Krefeld startet Millionen-Sanierung für klimaneutrale Stadtgebäude bis 2035
Tassilo HeßKrefeld startet Millionen-Sanierung für klimaneutrale Stadtgebäude bis 2035
Die Stadt Krefeld hat einen bedeutenden Schritt in Richtung ihrer Klimaziele gemacht und eine groß angelegte Sanierung ihrer städtischen Gebäude eingeleitet. Mit der Durchführung der energieeffizienten Modernisierungen wurde das Unternehmen E1 Energiemanagement beauftragt – und zwar im Rahmen eines Energieeinspar-Contracting-Vertrags. Das Projekt unterstützt Krefelds Ziel, bis 2035 klimaneutral zu werden.
Die Initiative ist Teil einer umfassenden Klimaschutzstrategie, mit der die Stadt ihre Energiekosten senken und den CO₂-Ausstoß verringern will. Die Arbeiten umfassen zwölf Liegenschaften mit insgesamt 19 Gebäuden, darunter Rathausstandorte, eine Kindertagesstätte und das Kulturzentrum Fabrik Heeder.

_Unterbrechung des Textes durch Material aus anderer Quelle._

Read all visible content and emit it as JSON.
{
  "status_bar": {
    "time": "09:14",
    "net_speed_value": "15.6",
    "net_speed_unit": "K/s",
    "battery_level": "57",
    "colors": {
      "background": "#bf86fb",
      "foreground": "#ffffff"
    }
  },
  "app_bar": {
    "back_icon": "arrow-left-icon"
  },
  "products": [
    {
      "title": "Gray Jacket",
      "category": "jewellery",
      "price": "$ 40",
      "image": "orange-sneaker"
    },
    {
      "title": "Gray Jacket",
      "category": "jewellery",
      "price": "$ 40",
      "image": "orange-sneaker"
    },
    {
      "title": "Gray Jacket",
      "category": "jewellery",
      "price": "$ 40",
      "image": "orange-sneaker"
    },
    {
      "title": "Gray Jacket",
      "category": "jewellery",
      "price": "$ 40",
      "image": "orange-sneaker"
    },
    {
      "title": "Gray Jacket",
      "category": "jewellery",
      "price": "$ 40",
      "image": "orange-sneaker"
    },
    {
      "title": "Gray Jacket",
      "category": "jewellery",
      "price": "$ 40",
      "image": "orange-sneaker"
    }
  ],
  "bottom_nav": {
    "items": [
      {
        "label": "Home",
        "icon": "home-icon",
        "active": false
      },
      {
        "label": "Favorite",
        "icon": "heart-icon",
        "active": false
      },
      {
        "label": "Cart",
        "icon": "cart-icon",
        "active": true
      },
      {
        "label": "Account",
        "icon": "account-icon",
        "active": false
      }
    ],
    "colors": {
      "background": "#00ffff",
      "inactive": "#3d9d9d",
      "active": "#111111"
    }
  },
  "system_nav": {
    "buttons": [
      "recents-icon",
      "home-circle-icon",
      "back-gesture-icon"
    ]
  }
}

Im Rahmen der Sanierung werden die technischen Anlagen auf den neuesten Stand gebracht. Dazu gehören die Installation von Wärmepumpen, der Umstieg auf LED-Beleuchtung sowie die Montage von Photovoltaikanlagen. Intelligente Sensoren und hydraulischer Abgleich sollen die Energieeffizienz zusätzlich steigern.
Das in Nürnberg ansässige Unternehmen E1 Energiemanagement übernimmt im Rahmen des Contracting-Vertrags die Finanzierung und Umsetzung aller Baumaßnahmen. Das Kompetenzzentrum Contracting der Deutschen Energie-Agentur (dena) fördert das Vorhaben als Teil des bundesweiten Modellprojekts „Co2ntracting: Zukunft bauen!“. Im Rahmen dieses Projekts werden kostenlose Fachberatungen, Bewertungen sowie erfolgreiche Contracting-Beispiele präsentiert, die als Vorbild für andere dienen sollen.

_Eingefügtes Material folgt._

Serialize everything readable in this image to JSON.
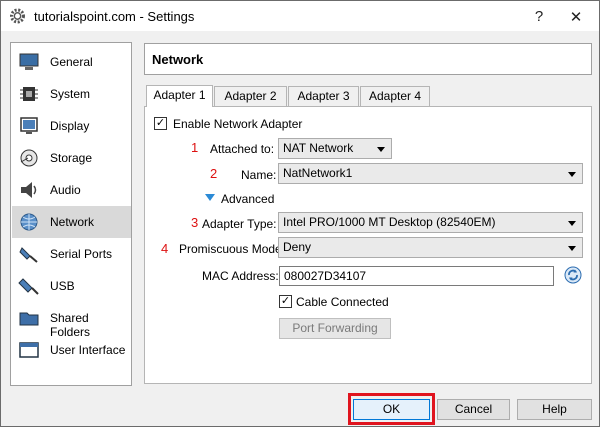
{
  "window": {
    "title": "tutorialspoint.com - Settings",
    "help": "?",
    "close": "✕"
  },
  "sidebar": {
    "items": [
      {
        "label": "General",
        "icon": "monitor-icon"
      },
      {
        "label": "System",
        "icon": "chip-icon"
      },
      {
        "label": "Display",
        "icon": "display-icon"
      },
      {
        "label": "Storage",
        "icon": "storage-icon"
      },
      {
        "label": "Audio",
        "icon": "speaker-icon"
      },
      {
        "label": "Network",
        "icon": "network-icon",
        "selected": true
      },
      {
        "label": "Serial Ports",
        "icon": "serial-port-icon"
      },
      {
        "label": "USB",
        "icon": "usb-icon"
      },
      {
        "label": "Shared Folders",
        "icon": "folder-icon"
      },
      {
        "label": "User Interface",
        "icon": "window-icon"
      }
    ]
  },
  "header": {
    "title": "Network"
  },
  "tabs": [
    "Adapter 1",
    "Adapter 2",
    "Adapter 3",
    "Adapter 4"
  ],
  "adapter": {
    "enable_label": "Enable Network Adapter",
    "enable_checked": "✓",
    "attached_num": "1",
    "attached_label": "Attached to:",
    "attached_value": "NAT Network",
    "name_num": "2",
    "name_label": "Name:",
    "name_value": "NatNetwork1",
    "advanced_label": "Advanced",
    "type_num": "3",
    "type_label": "Adapter Type:",
    "type_value": "Intel PRO/1000 MT Desktop (82540EM)",
    "promisc_num": "4",
    "promisc_label": "Promiscuous Mode:",
    "promisc_value": "Deny",
    "mac_label": "MAC Address:",
    "mac_value": "080027D34107",
    "cable_label": "Cable Connected",
    "cable_checked": "✓",
    "port_forwarding": "Port Forwarding"
  },
  "footer": {
    "ok": "OK",
    "cancel": "Cancel",
    "help": "Help"
  }
}
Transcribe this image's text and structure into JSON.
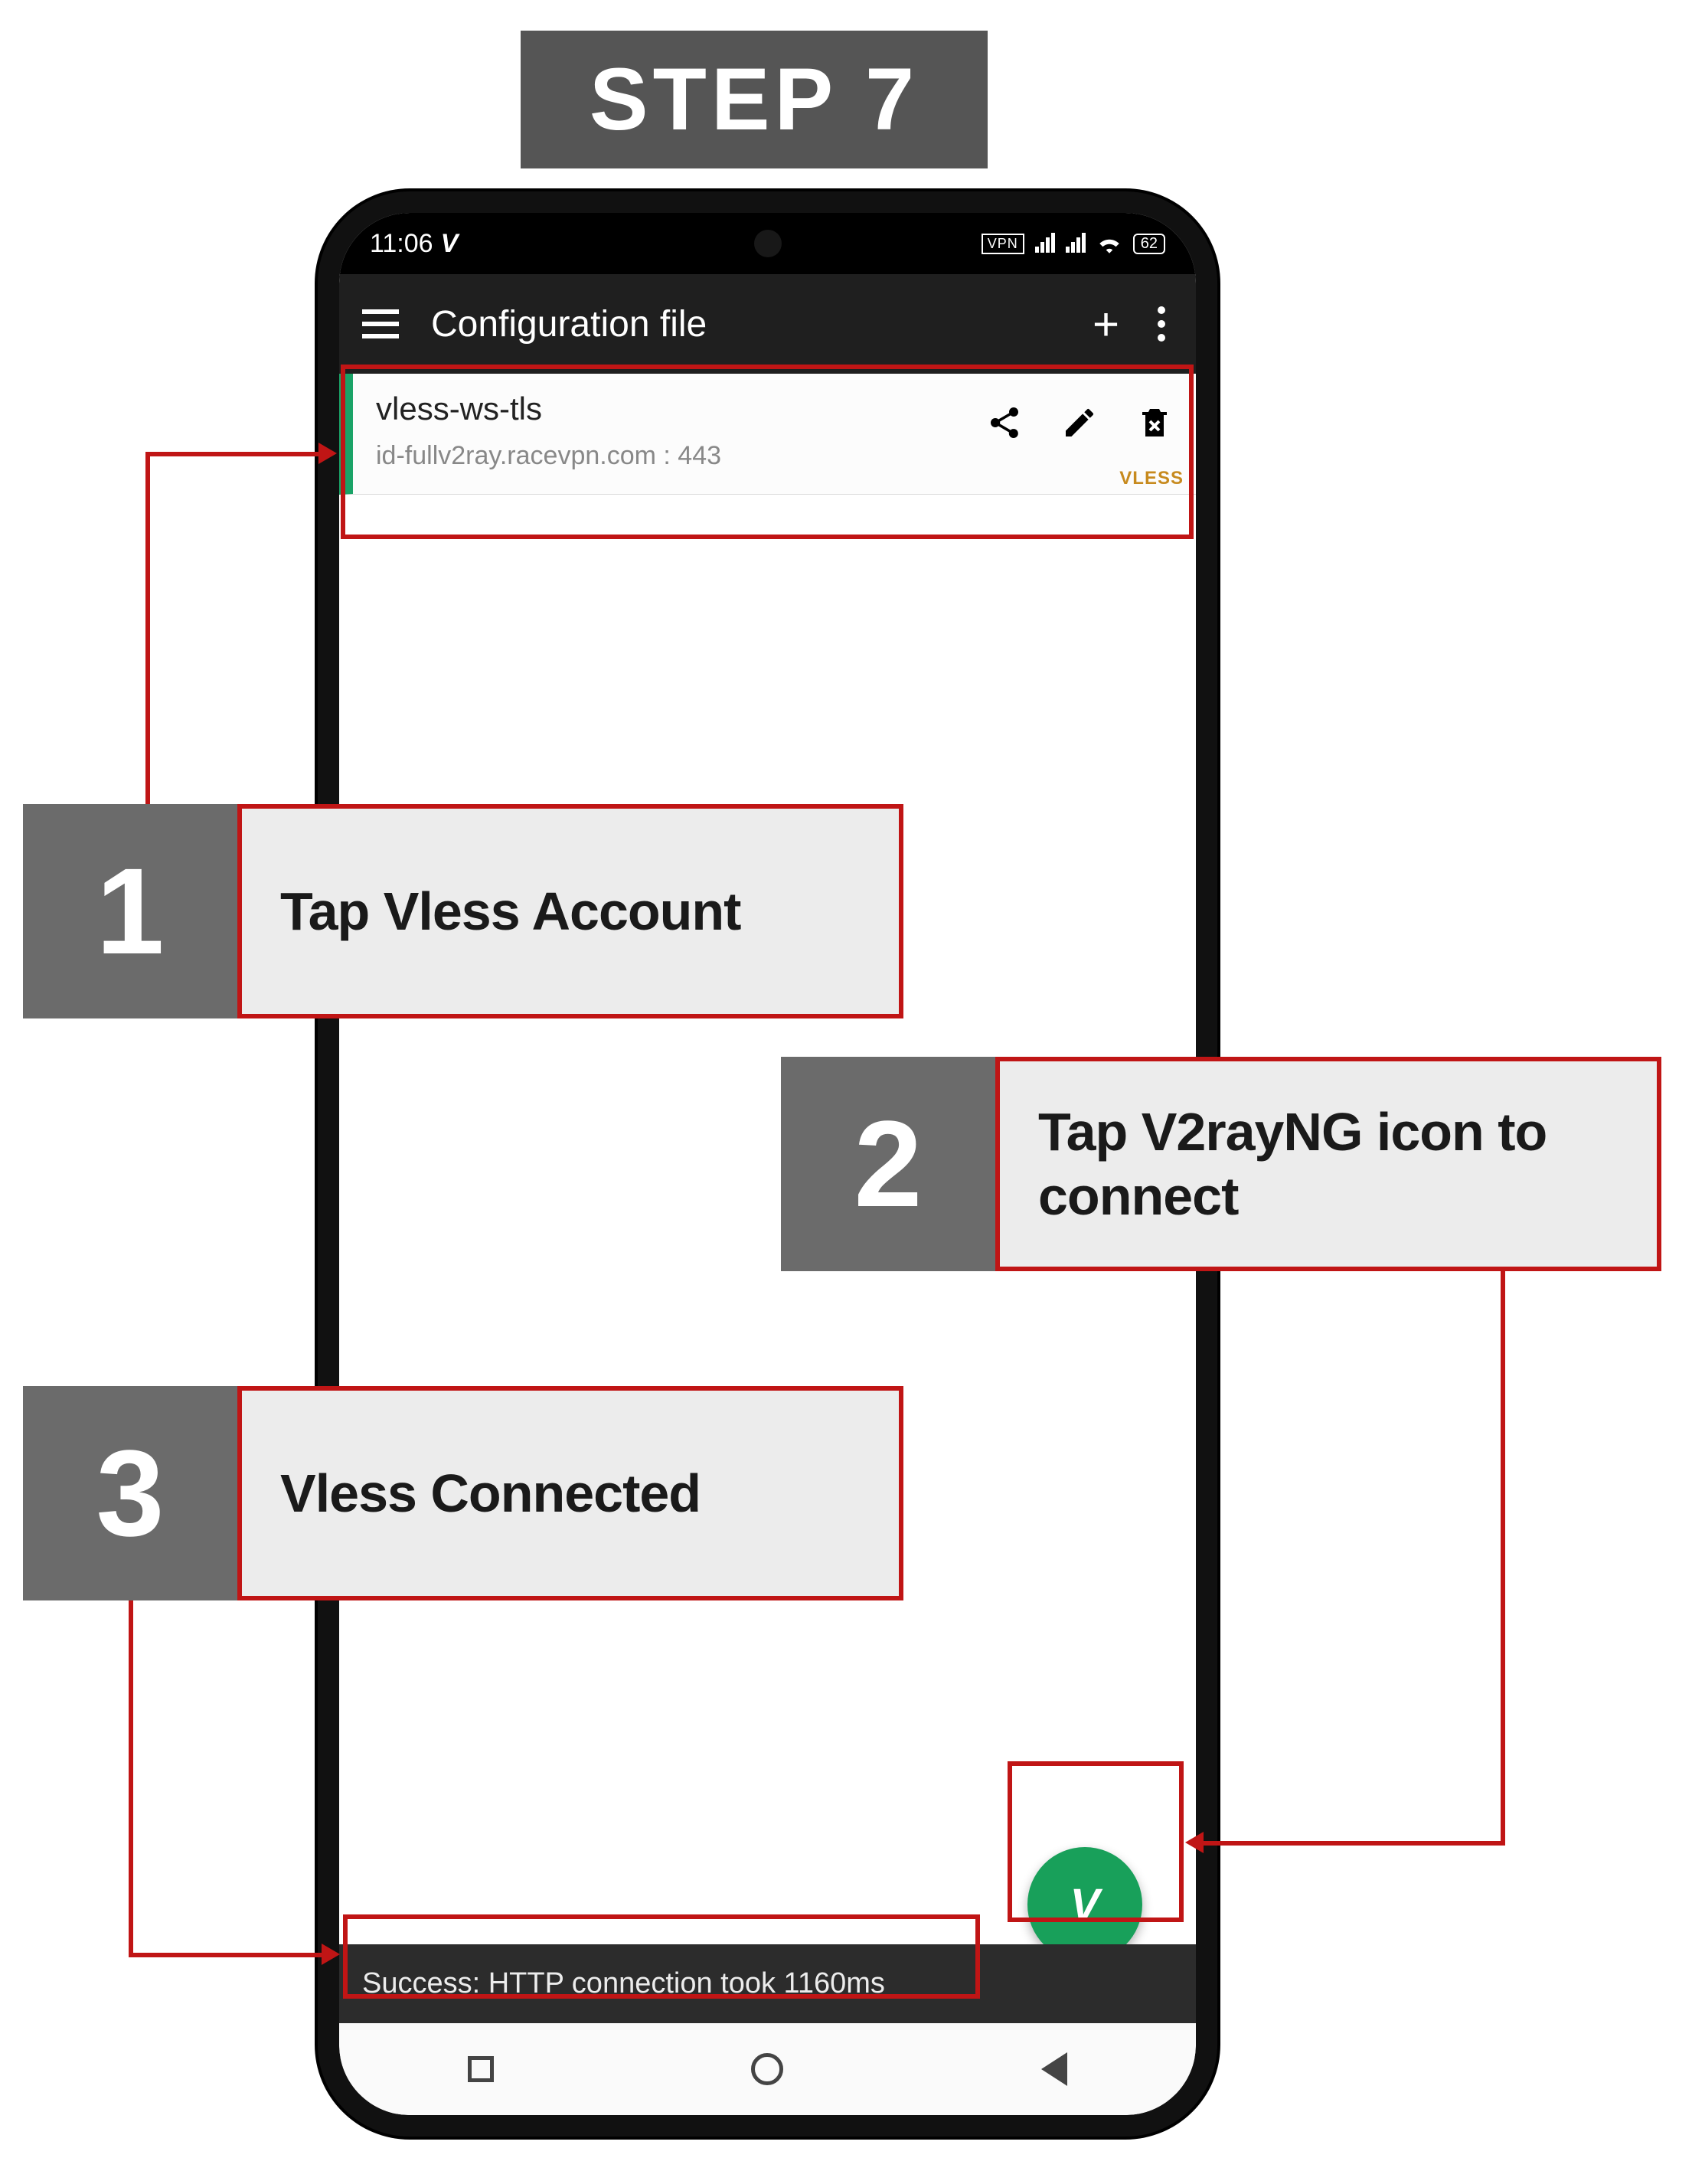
{
  "step_label": "STEP 7",
  "status": {
    "time": "11:06",
    "vpn_label": "VPN",
    "battery": "62"
  },
  "toolbar": {
    "title": "Configuration file"
  },
  "config": {
    "name": "vless-ws-tls",
    "server": "id-fullv2ray.racevpn.com : 443",
    "protocol_badge": "VLESS"
  },
  "fab": {
    "glyph": "V"
  },
  "toast": {
    "message": "Success: HTTP connection took 1160ms"
  },
  "callouts": {
    "c1": {
      "num": "1",
      "text": "Tap Vless Account"
    },
    "c2": {
      "num": "2",
      "text": "Tap V2rayNG icon to connect"
    },
    "c3": {
      "num": "3",
      "text": "Vless Connected"
    }
  }
}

Die Bauarbeiten sollen Anfang 2025 beginnen. Nach Abschluss der Maßnahmen rechnet die Stadt mit einer Einsparung von 24 Prozent beim Heizenergieverbrauch und 30 Prozent beim Stromverbrauch.

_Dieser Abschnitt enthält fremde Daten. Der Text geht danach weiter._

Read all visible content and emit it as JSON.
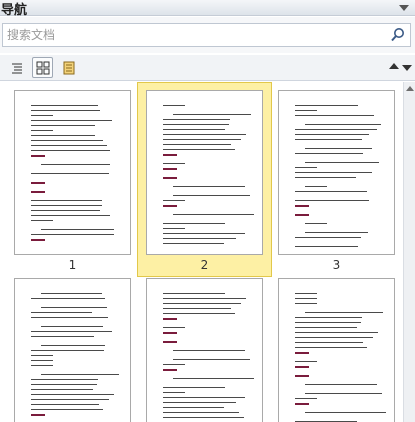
{
  "panel": {
    "title": "导航"
  },
  "search": {
    "placeholder": "搜索文档"
  },
  "toolbar": {
    "buttons": [
      {
        "name": "headings-view-button",
        "icon": "outline-list-icon"
      },
      {
        "name": "pages-view-button",
        "icon": "thumbnails-grid-icon",
        "active": true
      },
      {
        "name": "results-view-button",
        "icon": "document-page-icon"
      }
    ]
  },
  "thumbnails": [
    {
      "label": "1",
      "selected": false
    },
    {
      "label": "2",
      "selected": true
    },
    {
      "label": "3",
      "selected": false
    },
    {
      "label": "",
      "selected": false
    },
    {
      "label": "",
      "selected": false
    },
    {
      "label": "",
      "selected": false
    }
  ],
  "colors": {
    "selection": "#fdf0a4",
    "heading_mark": "#7a1c3c"
  }
}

Das Projekt bringt Krefeld seinem Ziel, bis 2035 klimaneutral zu werden, ein großes Stück näher. Gleichzeitig senkt es die Energiekosten für die öffentlichen Gebäude der Stadt. Die Initiative dient anderen Kommunen als praxisnahes Beispiel, die ähnliche Maßnahmen zur Energieeinsparung in Erwägung ziehen.